Everything about the Chinese effort is mind boggling. For example, it now employs 600,000 people (twice the population of Canberra) installing solar hot-water heaters in a $US2bn a year business. Its electric bicycle business is worth more than $US6bn a year. Nor are its efforts to reduce the environmental impact of its coalburning generators to be underestimated.

Since 2005 China has required all new large power plants to use at least high-efficiency, super-critical technology and since 2007 it has shut down smaller, inefficient plants with a capacity of 14,380MW (more generation capacity than in NSW). This is allowing China to leapfrog the less efficient coal technology that is dominant in the developed world, including Australia.

At Yuhuan, it has commissioned 4000MW, almost as much capacity as the largest generating complex in Australia, Bayswater-Liddell, of ultra-super- critical generation, the largest operation of its kind in the world, providing power to 10 million households, with a thermal conversion efficiency of 45%, about one quarter better than conventional coalburning generators.
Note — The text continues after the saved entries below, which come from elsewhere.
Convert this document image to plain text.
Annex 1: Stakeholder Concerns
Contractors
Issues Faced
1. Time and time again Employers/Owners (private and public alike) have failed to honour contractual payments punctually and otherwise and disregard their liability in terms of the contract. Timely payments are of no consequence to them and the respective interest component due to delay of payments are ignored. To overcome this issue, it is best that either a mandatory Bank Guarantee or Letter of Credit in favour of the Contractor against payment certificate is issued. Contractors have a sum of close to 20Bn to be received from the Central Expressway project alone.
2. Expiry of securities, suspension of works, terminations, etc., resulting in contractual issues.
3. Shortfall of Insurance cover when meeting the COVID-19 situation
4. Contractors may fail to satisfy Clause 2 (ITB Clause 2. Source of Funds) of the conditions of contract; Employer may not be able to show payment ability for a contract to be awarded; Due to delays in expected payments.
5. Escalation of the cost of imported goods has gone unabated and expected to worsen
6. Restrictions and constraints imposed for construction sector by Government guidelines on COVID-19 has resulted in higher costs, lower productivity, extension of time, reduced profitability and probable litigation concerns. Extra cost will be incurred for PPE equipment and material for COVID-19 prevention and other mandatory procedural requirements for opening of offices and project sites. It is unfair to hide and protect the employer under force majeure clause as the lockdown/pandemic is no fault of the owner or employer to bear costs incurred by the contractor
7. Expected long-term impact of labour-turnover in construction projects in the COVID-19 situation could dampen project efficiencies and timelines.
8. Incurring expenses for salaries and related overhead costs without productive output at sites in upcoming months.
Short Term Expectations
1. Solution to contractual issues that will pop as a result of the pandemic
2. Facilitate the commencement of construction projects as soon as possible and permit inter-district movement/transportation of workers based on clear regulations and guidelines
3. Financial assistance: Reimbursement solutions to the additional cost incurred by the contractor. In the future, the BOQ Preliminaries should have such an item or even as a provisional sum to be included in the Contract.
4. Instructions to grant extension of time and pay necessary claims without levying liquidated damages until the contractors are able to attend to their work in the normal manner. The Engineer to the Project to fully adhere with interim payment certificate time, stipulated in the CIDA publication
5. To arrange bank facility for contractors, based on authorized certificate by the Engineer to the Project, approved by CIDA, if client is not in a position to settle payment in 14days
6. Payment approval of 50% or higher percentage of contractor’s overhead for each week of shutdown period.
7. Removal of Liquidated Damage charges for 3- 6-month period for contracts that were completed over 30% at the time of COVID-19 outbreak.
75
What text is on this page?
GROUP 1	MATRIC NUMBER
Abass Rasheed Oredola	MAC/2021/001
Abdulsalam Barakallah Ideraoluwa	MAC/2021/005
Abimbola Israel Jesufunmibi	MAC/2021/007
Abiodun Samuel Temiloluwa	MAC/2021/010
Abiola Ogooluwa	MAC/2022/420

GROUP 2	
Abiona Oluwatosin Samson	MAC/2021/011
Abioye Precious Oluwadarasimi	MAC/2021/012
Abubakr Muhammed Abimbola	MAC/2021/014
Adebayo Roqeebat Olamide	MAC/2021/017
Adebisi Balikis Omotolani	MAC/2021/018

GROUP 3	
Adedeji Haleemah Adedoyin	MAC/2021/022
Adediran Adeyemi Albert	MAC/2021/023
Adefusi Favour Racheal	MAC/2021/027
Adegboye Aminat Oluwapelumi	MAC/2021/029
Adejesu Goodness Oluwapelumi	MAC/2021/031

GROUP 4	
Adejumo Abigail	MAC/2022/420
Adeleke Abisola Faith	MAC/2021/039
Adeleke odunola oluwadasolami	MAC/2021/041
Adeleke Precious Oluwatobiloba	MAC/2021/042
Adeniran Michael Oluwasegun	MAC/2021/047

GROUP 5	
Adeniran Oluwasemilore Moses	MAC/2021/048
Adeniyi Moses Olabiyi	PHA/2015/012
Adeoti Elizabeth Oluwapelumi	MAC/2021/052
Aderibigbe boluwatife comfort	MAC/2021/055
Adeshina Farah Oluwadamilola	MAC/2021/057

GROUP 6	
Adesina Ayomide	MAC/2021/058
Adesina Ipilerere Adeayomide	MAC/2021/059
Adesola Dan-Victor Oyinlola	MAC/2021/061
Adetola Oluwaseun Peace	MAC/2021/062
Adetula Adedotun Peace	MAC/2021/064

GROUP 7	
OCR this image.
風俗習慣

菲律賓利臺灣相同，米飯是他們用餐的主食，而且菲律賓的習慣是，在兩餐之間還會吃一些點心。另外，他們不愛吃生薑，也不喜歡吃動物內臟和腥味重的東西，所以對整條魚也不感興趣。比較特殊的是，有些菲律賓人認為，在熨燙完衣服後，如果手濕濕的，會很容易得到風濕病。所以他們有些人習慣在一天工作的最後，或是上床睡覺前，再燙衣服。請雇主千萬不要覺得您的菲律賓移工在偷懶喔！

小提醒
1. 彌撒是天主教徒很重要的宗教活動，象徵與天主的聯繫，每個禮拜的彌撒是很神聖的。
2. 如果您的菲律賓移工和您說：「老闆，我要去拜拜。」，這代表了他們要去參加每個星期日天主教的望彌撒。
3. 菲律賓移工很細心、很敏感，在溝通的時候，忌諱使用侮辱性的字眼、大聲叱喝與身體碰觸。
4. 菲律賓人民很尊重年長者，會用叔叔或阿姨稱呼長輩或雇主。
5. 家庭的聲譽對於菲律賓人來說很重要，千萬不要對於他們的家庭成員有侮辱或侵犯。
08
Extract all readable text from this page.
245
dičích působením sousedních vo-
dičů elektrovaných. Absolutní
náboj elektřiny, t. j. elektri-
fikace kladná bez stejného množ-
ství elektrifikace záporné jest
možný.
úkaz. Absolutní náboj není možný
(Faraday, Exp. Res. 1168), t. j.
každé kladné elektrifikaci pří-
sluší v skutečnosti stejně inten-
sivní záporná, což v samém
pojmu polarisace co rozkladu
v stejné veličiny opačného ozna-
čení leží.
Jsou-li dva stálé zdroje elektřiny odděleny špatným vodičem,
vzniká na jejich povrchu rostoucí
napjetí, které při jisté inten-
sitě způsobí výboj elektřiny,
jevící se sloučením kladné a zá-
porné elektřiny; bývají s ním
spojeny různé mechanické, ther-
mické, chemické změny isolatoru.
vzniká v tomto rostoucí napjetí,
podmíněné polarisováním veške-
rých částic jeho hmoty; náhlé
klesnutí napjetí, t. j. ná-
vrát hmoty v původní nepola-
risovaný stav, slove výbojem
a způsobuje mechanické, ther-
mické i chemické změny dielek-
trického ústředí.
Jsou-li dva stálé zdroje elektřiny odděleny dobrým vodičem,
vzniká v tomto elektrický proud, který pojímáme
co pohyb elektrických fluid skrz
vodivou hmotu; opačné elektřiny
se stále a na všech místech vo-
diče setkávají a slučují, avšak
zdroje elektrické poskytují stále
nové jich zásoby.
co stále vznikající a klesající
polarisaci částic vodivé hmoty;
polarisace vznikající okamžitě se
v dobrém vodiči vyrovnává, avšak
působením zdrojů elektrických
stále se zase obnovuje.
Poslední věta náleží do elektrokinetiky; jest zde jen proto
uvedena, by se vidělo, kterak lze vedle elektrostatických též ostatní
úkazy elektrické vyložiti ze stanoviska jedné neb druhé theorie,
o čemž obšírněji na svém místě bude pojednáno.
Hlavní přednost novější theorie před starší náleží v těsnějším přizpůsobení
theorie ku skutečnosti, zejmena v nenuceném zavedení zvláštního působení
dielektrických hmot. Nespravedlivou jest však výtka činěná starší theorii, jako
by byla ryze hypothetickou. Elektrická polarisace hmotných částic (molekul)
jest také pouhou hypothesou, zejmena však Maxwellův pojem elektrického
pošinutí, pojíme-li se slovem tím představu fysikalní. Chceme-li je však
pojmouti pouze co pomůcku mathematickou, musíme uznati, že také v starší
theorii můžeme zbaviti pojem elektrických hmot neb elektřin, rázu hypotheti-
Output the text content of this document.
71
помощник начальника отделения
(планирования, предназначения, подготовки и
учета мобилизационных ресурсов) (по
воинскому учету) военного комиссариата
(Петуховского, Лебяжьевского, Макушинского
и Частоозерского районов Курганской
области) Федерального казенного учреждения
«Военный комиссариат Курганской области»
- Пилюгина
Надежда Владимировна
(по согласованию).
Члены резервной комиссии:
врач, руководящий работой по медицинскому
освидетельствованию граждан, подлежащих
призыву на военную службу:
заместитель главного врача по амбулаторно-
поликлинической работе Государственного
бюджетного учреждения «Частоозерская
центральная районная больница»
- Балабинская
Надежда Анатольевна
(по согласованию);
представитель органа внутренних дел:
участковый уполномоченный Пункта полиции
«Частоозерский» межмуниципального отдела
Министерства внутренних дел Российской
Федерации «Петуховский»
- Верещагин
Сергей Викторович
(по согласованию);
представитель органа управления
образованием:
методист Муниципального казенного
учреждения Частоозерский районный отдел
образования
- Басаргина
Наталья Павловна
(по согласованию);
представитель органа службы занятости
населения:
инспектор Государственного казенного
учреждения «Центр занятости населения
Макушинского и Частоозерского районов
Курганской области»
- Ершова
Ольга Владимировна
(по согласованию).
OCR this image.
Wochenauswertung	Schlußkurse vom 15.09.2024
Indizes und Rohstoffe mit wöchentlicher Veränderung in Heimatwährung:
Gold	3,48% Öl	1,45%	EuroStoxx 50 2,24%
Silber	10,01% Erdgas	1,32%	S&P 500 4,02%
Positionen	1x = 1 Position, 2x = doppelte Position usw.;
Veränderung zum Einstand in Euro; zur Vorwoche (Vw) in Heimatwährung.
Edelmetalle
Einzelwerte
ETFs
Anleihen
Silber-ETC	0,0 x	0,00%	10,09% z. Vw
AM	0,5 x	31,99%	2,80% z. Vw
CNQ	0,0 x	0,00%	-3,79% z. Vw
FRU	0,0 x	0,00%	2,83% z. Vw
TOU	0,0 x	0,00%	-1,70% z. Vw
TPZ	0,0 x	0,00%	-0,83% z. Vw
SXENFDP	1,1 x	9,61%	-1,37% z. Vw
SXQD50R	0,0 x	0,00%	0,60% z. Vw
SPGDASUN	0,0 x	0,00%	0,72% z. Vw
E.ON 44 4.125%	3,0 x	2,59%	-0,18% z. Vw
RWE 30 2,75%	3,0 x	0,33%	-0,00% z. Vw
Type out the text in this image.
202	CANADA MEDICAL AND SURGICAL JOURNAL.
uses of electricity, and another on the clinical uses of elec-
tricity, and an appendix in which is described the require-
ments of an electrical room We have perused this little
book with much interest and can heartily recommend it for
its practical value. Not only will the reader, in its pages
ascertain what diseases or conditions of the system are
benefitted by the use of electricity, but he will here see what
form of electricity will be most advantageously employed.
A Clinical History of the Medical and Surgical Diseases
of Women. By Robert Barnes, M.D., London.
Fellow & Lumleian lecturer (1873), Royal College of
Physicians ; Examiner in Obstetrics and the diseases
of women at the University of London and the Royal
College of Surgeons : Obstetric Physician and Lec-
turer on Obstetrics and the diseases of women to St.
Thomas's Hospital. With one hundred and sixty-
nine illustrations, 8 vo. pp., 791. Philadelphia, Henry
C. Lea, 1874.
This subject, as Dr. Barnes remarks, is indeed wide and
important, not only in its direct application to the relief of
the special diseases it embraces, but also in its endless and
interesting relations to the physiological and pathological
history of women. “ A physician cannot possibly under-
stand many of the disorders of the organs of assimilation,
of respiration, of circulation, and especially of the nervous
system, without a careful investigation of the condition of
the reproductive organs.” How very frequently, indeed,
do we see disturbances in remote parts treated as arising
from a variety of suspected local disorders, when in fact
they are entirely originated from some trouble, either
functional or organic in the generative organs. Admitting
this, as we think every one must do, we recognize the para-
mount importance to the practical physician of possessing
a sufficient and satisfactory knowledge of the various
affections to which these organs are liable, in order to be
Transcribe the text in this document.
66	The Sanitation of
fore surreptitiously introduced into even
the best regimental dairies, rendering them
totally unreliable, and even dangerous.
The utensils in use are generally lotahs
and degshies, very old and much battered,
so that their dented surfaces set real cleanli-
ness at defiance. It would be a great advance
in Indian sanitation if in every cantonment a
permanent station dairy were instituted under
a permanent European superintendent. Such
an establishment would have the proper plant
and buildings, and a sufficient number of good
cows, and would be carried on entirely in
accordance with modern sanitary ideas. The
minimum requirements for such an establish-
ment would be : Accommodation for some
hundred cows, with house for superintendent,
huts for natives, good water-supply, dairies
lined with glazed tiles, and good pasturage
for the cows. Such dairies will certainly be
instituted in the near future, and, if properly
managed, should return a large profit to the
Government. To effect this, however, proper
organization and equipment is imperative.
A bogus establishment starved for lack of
What's more, the operator, Huaneng Group, the largest power company in China and rumoured to have an eye on NSW, built Yuhuan at a capital cost about 40% below equivalent installation charges in the West.

There is a considerable difference of opinion in China over carbon capture and storage opponents there, as here, point to the cost and concerns about environmental risks associated with storing massive amounts of carbon dioxide but that hasn't stopped Huaneng pursuing its Green-gen project at the head of a consortium of seven companies. The first stage, costing $US360 million, is scheduled to deliver a capture-ready 250MW integrated, gasified combined cycle plant in the near future, to be followed by a 400MW plant with a storage add-on in 2012 and hydrogen production capacity.

Stage 3 will be a commercial scale carbon capture and storage plant. What all this, and a great deal more, adds up to, the Chinese point out, is that they are taking targeted action to mitigate greenhouse gas emissions and that the transition to lower-carbon solutions is generating jobs and increased energy security. They are on track, the optimists claim, to peak emissions there by 2020, and then to reduce emissions to an average of two tonnes a head by 2050. It is about five tonnes a person today.

The problem is that, even if they do succeed in this, and other developing countries do as well, on the IEA numbers the 450ppm target is several bridges too far. But it does, at least, provide some perspective for the "example to the world" that Rudd, Wong and Co want to take to Copenhagen. Do you remember Paul Hogan's Crocodile Dundee line? "Call that a knife?"

Keith Orchison is editorial director of Powering Australia yearbook and writes PowerLine blog.